As brands, it’s not only important to think of the consumer, but to think bigger picture as well. When food is thrown out, it’s not just that product that’s wasted—it’s also the energy that went into producing the product, from growing it to packaging and transport. Providing responsible solutions that keep food fresher for a longer period can support consumers and the environment.
Selecting a Closure Based on Product Type
When a consumer purchases a product, they expect the package to perform and function the way it’s intended. This includes packaging that tears properly, closures open and close smoothly, and products that last for as long as projected. Different types of ingredients and products can affect the way a package closure performs.
Granular products, frozen applications, and viscous or oily ingredients are all examples of products that require specific solutions to meet a closure’s performance and consumer expectations.
More recently, flexible packaging has taken off in the baking aisle. Because these types of products are typically granular, specific sliders have been developed to plow through the particles and clear the track, ensuring the package is sealed reliably to prevent spillage.
Another example of product-specific closure solutions can be found in the frozen aisle. Often, consumers express frustrations of packages popping open while in the freezer. This happens specifically with closures that aren’t designed to handle extreme temperatures. Zippers with double locks hold up better to freezing temperatures and offer twice the protection. This provides assurance that the seal is secure, keeping consumers satisfied and happy.
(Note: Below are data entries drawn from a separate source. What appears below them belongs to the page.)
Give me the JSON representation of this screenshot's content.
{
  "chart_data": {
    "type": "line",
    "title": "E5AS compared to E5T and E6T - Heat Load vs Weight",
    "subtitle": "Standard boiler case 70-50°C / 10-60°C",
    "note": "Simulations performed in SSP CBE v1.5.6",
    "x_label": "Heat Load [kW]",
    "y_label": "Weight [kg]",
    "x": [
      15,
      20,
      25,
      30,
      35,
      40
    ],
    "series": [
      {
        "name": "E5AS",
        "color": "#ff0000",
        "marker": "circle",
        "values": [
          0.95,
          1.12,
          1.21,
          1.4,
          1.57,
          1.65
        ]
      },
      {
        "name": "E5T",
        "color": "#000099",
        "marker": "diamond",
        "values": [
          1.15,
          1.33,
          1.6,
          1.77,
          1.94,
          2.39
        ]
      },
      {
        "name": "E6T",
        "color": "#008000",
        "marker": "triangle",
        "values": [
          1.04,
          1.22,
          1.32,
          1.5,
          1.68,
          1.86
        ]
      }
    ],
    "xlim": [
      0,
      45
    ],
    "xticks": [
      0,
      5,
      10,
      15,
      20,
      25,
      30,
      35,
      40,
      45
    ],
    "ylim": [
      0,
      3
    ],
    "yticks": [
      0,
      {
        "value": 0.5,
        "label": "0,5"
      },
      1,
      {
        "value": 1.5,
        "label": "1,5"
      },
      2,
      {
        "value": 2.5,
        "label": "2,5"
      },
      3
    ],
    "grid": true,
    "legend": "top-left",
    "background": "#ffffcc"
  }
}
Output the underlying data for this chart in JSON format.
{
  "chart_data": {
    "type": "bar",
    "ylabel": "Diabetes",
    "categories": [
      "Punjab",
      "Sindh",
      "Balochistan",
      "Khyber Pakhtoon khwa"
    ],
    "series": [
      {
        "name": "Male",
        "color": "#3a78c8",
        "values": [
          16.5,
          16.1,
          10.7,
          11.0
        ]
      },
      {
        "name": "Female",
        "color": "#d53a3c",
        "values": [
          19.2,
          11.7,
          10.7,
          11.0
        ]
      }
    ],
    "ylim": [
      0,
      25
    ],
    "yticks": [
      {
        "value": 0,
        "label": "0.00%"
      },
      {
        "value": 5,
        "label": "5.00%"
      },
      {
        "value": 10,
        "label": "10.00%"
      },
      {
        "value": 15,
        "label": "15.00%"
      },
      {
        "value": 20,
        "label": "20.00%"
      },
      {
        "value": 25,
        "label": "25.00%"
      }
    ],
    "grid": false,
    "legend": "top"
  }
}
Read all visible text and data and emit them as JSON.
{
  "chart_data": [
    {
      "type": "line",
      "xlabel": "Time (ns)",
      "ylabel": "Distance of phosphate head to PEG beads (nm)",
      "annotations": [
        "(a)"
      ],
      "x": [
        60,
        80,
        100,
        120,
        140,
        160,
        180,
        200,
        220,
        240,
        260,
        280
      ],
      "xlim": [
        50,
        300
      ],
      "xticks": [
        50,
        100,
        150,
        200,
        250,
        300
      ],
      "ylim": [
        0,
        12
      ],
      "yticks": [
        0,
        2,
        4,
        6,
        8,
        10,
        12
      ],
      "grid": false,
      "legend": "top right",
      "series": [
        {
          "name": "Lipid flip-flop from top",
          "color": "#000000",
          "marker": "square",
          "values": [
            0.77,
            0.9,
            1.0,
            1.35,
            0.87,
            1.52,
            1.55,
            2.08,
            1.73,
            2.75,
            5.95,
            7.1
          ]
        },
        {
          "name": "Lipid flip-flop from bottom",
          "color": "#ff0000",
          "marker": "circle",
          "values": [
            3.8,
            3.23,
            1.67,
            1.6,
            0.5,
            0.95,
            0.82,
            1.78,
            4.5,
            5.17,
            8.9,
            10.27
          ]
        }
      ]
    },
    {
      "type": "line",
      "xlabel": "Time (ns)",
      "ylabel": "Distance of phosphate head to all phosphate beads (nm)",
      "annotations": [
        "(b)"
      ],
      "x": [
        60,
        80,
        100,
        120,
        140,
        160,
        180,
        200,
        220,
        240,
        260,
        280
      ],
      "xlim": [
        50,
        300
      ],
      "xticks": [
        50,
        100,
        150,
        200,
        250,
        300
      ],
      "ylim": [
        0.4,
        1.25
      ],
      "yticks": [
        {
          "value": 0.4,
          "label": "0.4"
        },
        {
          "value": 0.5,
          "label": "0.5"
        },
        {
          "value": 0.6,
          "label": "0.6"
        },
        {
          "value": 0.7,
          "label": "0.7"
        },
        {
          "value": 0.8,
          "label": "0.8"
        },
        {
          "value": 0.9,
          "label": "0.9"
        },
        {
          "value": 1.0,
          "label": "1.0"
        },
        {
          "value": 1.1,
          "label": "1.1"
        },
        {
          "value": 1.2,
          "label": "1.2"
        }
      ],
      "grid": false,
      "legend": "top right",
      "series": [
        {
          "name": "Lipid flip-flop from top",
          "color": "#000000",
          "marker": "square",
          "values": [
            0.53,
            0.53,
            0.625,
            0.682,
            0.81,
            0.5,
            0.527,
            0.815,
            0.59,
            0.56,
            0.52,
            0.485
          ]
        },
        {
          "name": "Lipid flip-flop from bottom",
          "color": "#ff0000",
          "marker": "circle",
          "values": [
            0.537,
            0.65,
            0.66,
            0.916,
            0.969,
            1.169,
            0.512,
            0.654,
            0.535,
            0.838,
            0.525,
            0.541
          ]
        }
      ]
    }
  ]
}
Plowing sliders remove fine particles, providing a reliable closing.
Selecting a Closure with Price Point in Mind
Consumers now expect reclosable technology that adds convenience and promotes product freshness. Both press-to-close zippers and slider zippers provide resealable options that create value-added packaging.
Brands that don’t require the differentiation factors that sliders offer often they utilize press-to-close zipper options. They offer a balance of features and cost, while still offering extended freshness and convenience.
CPGs that want to provide consumers with a premium package and user experience should consider slider zippers. Studies have found that consumers are willing to pay more for the added benefits of this closure option.
Just as brands carefully select package graphics, formats and materials to properly reflect and protect their products, closures require the same attention to offer a positive consumer experience.
Selecting the proper closure doesn’t need to be difficult. The right partner helps you choose a closure that represents your brand and product. They will also be there as support from concept all the way to commercialization.